Benefits of Whey Protein Powder
- Whey protein powder contains branched-chain amino acids (BCAAs) to improve muscle growth, decrease muscle soreness, and more
- Glutamine, one of the major amino acids in whey protein powder, boosts muscle recovery and healing
- It’s useful for diets like paleo and keto where your protein intake needs to be high
- Whey protein powder facilitates bodybuilding and helps you get well-defined muscles
- As whey protein powder increases your metabolism, cells consume more carbohydrates and break down fat
How To Choose a Whey Protein Powder
Size or serving
As you need to take whey protein powder regularly, you should get a product that can last for at least a month. For this, check the number of servings per container and the number of scoops you should add to prepare your ideal protein shake or smoothie. If you consume the shake once a day, choose a product with 27 to 30 servings. On the other hand, if you use whey protein powder twice or more per day, you should choose a product with 62 servings or more.
Formula
The formula of a whey protein powder is the most crucial factor because it impacts its performance and benefits. Most products come with 100% whey protein while a few consist of a blend, like whey concentrate, whey isolate, and whey peptides. Most products have BCAAs, which are usually at a lower concentration than whey. Some options also include minerals like calcium, iron, sodium, and potassium for a balanced diet. While looking through the ingredients, ensure the whey protein is sourced from grass-fed cows as this is healthier and more effective than that obtained from artificial sources.
Safety
You should check if the chosen whey protein powder is free from GMOs, artificial sweeteners, and alcohol. These components make the product unfit for consumption and your health. If you have gluten intolerance, choose a product with no gluten. Similarly, the selected pack of whey protein powder shouldn’t have any artificial growth hormone since it behaves like a steroid and can disrupt regular homeostasis.
Flavor
Drinking unflavored protein shakes can be unappealing and make you feel nauseated. So, it’s better to choose a whey protein powder with infused flavors. For instance, if you love chocolate, get a product that tastes like it. If you want a protein that’s ideal for the morning, go for a product with coffee for extra energy. Peanut butter and vanilla are also popular flavors for whey protein powders.
Digestion and absorption
Your optimal whey protein powder should be easily digestible without impacting the GI tract and its functions. For instance, the product shouldn’t cause bloating or indigestion. You should also get a product with a higher absorption rate so that your cells can easily absorb the components.

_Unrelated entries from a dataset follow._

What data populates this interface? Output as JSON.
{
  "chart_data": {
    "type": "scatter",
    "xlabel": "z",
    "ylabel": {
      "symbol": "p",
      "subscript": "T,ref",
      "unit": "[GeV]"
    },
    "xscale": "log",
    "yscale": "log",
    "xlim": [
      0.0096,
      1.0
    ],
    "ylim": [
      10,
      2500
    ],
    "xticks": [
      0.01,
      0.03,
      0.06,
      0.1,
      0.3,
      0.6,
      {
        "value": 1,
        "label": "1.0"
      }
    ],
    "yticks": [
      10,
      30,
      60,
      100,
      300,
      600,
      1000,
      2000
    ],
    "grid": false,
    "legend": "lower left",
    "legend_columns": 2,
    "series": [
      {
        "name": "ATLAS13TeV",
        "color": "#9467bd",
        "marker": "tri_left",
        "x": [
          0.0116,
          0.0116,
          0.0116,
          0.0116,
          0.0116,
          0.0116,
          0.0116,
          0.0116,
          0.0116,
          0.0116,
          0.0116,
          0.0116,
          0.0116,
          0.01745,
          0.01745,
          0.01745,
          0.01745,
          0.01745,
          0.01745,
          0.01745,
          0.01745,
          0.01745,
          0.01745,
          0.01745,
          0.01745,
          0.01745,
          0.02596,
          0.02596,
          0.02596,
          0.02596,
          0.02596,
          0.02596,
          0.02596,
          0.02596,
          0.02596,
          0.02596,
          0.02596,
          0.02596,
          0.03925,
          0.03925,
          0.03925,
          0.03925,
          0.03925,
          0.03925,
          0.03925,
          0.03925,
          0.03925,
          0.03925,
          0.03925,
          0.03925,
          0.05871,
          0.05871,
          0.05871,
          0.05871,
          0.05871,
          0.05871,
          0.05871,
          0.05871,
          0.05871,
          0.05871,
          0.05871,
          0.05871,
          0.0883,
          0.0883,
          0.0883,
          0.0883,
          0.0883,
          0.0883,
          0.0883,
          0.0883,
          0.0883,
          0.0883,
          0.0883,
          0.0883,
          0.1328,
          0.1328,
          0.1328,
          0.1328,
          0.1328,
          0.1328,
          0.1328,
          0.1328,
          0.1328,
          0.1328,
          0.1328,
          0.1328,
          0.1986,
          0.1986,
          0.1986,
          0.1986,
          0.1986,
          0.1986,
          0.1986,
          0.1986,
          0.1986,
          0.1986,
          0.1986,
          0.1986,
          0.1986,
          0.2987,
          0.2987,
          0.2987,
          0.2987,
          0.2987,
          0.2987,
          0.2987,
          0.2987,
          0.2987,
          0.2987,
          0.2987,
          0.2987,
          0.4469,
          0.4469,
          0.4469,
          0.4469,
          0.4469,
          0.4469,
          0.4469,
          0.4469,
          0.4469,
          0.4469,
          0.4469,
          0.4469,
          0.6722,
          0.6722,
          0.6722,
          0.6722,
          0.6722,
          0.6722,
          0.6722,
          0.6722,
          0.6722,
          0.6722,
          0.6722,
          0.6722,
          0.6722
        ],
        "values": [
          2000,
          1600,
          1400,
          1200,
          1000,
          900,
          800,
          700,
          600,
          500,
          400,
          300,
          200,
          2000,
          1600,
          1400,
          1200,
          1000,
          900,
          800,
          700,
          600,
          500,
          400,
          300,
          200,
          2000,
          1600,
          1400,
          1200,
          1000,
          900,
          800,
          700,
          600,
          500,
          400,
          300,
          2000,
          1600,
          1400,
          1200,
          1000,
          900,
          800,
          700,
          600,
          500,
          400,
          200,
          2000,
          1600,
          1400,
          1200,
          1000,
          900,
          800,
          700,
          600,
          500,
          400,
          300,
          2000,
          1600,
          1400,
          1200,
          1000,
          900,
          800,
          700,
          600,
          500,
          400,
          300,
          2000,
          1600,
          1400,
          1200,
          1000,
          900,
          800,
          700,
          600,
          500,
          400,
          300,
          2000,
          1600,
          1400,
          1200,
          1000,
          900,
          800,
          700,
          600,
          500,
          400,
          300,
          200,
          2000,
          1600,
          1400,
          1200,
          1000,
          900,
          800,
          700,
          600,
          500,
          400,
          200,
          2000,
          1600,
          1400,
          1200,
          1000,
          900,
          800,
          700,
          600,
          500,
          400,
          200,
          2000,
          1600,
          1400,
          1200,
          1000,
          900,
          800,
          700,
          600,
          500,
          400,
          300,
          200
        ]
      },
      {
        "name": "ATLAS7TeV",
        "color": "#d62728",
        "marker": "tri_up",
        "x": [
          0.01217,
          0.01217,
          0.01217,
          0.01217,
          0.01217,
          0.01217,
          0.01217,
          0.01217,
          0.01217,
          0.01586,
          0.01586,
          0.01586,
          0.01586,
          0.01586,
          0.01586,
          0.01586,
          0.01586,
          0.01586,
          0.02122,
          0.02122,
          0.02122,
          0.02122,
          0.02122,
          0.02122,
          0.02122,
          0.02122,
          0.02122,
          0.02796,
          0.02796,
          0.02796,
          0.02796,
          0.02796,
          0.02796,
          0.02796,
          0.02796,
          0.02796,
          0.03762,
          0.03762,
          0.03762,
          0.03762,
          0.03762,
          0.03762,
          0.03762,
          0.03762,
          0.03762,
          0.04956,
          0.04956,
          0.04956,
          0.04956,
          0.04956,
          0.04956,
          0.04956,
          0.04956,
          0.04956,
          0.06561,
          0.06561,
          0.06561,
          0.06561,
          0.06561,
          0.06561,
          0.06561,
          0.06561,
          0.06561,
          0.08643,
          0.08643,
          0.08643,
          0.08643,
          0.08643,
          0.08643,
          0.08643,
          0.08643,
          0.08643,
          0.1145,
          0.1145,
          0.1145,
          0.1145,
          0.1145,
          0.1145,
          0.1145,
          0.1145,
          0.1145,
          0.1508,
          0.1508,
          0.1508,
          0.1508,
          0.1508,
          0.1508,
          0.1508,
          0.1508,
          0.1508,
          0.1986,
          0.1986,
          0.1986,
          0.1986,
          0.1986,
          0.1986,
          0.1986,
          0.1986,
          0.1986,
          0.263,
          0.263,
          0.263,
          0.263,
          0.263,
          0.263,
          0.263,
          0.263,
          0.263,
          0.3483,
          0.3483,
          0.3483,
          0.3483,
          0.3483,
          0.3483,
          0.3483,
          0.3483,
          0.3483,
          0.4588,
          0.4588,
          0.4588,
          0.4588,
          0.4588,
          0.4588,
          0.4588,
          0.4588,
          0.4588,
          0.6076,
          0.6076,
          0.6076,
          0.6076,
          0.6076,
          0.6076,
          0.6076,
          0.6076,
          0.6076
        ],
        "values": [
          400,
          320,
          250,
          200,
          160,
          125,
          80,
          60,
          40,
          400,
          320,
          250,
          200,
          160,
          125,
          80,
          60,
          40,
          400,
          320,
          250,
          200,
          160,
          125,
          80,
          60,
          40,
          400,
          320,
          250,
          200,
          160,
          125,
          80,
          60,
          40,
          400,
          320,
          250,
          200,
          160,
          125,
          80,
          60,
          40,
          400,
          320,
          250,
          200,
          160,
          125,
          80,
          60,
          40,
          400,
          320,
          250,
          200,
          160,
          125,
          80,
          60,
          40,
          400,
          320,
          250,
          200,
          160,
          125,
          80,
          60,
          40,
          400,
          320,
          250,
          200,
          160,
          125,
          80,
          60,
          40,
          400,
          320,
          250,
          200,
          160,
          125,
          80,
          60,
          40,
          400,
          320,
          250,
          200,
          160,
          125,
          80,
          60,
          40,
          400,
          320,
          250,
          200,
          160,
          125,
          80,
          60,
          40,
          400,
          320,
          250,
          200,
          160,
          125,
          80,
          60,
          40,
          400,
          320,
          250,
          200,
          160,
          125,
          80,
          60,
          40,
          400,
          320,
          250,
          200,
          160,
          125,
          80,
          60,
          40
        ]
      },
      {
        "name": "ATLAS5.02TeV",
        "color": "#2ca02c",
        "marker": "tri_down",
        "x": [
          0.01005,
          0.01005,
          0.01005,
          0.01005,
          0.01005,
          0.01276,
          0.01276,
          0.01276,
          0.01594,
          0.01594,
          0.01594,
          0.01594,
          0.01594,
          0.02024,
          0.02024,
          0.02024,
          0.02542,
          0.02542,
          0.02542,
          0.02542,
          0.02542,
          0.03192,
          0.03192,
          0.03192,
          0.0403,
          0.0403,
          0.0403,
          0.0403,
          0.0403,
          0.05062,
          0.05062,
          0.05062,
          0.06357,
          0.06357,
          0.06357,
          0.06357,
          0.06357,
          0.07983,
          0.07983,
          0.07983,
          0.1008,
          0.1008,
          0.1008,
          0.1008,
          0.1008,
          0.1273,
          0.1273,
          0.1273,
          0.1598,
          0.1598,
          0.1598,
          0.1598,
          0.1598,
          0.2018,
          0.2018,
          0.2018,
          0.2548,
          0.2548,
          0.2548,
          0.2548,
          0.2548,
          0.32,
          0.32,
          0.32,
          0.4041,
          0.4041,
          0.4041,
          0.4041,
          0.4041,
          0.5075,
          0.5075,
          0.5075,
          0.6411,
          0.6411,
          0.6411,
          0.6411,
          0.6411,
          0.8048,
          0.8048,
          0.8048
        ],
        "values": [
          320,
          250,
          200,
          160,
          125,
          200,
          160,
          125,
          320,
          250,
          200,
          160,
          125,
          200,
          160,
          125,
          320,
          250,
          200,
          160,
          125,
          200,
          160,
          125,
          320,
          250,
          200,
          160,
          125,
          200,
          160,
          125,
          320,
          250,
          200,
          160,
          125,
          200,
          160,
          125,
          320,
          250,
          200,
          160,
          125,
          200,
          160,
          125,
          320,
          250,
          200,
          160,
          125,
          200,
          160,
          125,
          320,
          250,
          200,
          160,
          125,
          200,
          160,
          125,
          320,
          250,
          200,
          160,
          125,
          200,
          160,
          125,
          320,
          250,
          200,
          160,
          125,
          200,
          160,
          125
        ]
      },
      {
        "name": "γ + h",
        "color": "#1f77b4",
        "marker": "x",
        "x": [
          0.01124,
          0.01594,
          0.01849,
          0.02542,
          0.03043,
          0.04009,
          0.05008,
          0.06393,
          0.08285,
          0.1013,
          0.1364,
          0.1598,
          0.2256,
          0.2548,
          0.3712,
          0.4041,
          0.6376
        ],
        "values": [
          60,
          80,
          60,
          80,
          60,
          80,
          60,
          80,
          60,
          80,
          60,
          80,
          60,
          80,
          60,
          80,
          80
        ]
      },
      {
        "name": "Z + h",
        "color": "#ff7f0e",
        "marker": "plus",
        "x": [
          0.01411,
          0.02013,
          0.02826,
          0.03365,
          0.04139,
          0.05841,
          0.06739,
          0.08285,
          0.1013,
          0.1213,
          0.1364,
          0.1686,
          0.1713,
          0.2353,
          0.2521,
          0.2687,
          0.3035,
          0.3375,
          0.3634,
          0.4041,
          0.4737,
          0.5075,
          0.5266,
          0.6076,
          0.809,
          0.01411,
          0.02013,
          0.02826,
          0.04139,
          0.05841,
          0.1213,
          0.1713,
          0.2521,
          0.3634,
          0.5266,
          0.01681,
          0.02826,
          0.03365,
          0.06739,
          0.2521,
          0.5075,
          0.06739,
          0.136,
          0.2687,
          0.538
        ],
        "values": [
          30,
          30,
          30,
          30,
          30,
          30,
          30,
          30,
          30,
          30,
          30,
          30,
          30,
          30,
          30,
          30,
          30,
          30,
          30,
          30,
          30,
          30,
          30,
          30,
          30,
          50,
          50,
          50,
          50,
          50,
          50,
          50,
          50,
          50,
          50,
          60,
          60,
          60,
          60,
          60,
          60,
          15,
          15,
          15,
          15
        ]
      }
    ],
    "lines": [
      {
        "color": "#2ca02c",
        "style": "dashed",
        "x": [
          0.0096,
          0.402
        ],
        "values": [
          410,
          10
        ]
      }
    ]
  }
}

How To Consume Whey Protein Powder
There are a variety of ways to incorporate whey protein powder into your diet. Some of them include:
- The traditional method of mixing whey protein powder with water or milk to make a protein shake
- If you don’t like plain shakes, you can add whey protein powder to smoothies, which is a great way to also enjoy fruits and vegetables for more vitamins and nutrients
- Make delicious baked goods by adding whey protein powders to cake or cookie batter
- For a healthy breakfast, add whey protein powder to oatmeal, along with some chopped nuts and fruits, or add it to pancake batter
Precautions To Follow
Whey protein powder offers ample benefits if consumed appropriately. In case you take it more than recommended, you may experience side effects like acne, bloating, irregular bowel movements, headaches, and nausea. You should also avoid it if you are allergic to dairy products because whey protein powders are made from milk proteins.